In The Washington Post, a reporter put it this way. “If we flatten part of Damascus or Tehran or whatever it takes, that is part of the solution.”
So just bomb anywhere, whatever it takes.
Today, in The New York Times, there’s a big headline over a column: Surprise, war works. And that’s what people are beginning to say. It works.
In fact, there’s a cartoon in the paper, too, that I think is even more devastating in a way.
There’s a picture of a newscast that looks like the six o’clock report. There’s the host and the panelists, three on one side with military people dressed in their uniforms, including one who is suppose to be the Secretary of Defense. Then there are three other chairs and they’re empty. The host says, “Thanks gentlemen, we had hoped to go, next, to our panel of peace experts, but…” We see the empty chairs and in front of one is the name Jesus, in front of another is the name Gandhi, and in front of another is the name Martin Luther King, Jr. A very clear and powerful way of saying, “Jesus is irrelevant.” You don’t win wars if you follow Jesus.
Now the choice. Are we going to continue to follow the choice that so many people want to follow, war, bombing, killing? Or, as John Paul says, “Even though it may not seem sensible, will we follow Jesus?” Jesus promises that we can transform our world of violence and injustice and hatred, and make it into the reign of God, but not through violence and killing.
Even in the article where it said war works, toward the end of the article the writer has to say, “But there are some ominous signs out there. What if there was an uprising in Pakistan and the fundamentalists got control of their nuclear weapons? Who knows what would happen next?”
Yes, there are very ominous signs. When you follow the way of violence, there will always be more violence.

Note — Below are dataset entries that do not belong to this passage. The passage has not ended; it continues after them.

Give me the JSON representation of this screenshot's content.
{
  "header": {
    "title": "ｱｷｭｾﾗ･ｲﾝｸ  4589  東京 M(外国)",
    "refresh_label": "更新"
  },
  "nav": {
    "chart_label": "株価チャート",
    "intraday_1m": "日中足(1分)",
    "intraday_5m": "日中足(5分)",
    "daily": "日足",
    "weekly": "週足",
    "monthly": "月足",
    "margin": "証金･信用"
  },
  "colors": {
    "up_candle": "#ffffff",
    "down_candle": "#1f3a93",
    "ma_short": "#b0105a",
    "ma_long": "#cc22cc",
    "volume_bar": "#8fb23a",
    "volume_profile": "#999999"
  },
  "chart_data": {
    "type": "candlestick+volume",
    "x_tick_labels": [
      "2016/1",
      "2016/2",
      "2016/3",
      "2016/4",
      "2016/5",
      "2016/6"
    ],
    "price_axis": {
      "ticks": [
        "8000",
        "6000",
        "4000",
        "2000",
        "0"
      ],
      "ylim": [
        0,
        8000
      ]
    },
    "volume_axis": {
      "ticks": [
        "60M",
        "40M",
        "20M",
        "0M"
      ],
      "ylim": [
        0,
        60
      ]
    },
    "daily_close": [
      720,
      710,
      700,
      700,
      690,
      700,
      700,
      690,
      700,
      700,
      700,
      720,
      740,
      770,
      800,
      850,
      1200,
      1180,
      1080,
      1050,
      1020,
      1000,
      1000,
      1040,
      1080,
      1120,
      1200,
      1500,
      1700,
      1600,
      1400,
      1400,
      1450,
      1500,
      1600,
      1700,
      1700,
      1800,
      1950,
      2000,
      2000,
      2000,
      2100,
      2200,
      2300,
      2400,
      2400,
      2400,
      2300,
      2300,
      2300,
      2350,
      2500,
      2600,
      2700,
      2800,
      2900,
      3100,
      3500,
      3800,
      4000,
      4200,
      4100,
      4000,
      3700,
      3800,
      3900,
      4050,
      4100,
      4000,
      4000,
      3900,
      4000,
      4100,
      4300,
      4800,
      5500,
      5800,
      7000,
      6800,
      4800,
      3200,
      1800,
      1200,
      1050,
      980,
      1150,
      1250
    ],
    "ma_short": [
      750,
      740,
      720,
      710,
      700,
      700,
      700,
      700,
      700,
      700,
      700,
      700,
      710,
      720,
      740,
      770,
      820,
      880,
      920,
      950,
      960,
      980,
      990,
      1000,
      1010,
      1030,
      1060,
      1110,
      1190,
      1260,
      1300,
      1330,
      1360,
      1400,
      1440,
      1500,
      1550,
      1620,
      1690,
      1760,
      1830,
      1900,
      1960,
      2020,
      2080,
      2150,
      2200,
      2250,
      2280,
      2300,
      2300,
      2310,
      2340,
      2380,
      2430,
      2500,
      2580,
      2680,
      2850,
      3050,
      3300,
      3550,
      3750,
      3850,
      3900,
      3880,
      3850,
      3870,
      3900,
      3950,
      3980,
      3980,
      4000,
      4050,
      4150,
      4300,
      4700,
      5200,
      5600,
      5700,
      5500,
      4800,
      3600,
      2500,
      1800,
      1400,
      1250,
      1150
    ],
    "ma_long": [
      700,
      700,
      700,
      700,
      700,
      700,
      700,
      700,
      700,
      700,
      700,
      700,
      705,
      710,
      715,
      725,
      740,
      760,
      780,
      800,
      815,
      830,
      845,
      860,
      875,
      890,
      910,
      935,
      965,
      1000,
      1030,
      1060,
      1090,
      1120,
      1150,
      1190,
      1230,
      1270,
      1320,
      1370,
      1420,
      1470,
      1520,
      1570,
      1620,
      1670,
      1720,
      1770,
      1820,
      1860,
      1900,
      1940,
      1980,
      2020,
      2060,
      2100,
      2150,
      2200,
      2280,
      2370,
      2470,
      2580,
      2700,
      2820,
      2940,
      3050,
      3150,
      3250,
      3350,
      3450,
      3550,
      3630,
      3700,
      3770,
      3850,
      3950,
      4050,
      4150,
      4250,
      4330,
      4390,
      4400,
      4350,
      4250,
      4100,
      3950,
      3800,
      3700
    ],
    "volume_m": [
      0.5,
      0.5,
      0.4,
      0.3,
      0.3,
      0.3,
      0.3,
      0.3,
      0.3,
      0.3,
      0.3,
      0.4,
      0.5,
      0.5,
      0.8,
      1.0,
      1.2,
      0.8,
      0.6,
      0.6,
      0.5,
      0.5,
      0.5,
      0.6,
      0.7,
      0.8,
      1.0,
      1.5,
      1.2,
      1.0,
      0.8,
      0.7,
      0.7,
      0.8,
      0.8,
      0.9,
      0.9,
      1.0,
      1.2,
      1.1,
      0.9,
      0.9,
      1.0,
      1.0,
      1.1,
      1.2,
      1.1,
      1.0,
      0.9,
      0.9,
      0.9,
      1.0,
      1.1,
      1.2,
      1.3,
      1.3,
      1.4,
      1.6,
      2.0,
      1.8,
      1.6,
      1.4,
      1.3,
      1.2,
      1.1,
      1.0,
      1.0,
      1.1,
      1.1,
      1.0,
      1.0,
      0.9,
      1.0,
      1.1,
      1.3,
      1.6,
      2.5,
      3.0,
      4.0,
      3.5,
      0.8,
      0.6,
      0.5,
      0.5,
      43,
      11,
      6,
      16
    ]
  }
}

When you follow the way of Jesus, it may not seem sensible and it may take a lot of courage as Jesus suggested in today’s gospel. “People will persecute you, people will reject you.” Even within your own family, you’ll find those who will turn against you when you try to follow the way of Jesus. But, ultimately, if we really believe in Jesus and his message, we know that his way, the way of love, is the only way to bring peace into our world.
Today then, again, we make a choice for these two youngsters, two babies. We are choosing in their names to follow Jesus. Are we going to make it an authentic choice, no matter what? And are we going to try to raise these two infants to be genuine disciples of Jesus, rejecting the way of violence, the way of war, the way of killing, so as to follow the way of reconciliation, forgiveness and love, the way of Jesus?
And I emphasize, it’s not just the parents who have this responsibility. All of us must deepen our own commitment to follow the way of Jesus so that as a community we can support these parents and all the parents in our community in trying to raise our children to make that choice for Jesus for their whole life.
Yesterday, I was at a Baptist church and I was taking part in a program. They’re celebrating their 99th year. And they had a flyer that I brought back with me which I thought was very appropriate for a community. You can’t read it from where you are, but it says, “The purpose driven church.” That’s how they’re thinking about themselves: as a purpose driven church. And they draw from Acts, the second chapter. They write this, “They devoted themselves to the apostles’ teaching and to the communion of life, to the breaking of bread and to prayer, praising God and enjoying the favor of all the people. And the Lord added to their number daily.”
That’s the kind of a community we are, purpose driven, trying to become a real fellowship and communion, a community of people celebrating the breaking of the bread, giving ourselves over to prayer. As we become, more and more, this purpose driven community, the more we will be able to be faithful in our commitment to these two babies we baptize today. We will help them to grow as genuine, authentic disciples of Jesus, choosing his way, no matter how strange it may seem, always knowing that his way is the way that can transform our world and bring us into the reign of God.
In the name of the Father and of the Son and of the Holy Spirit. Amen.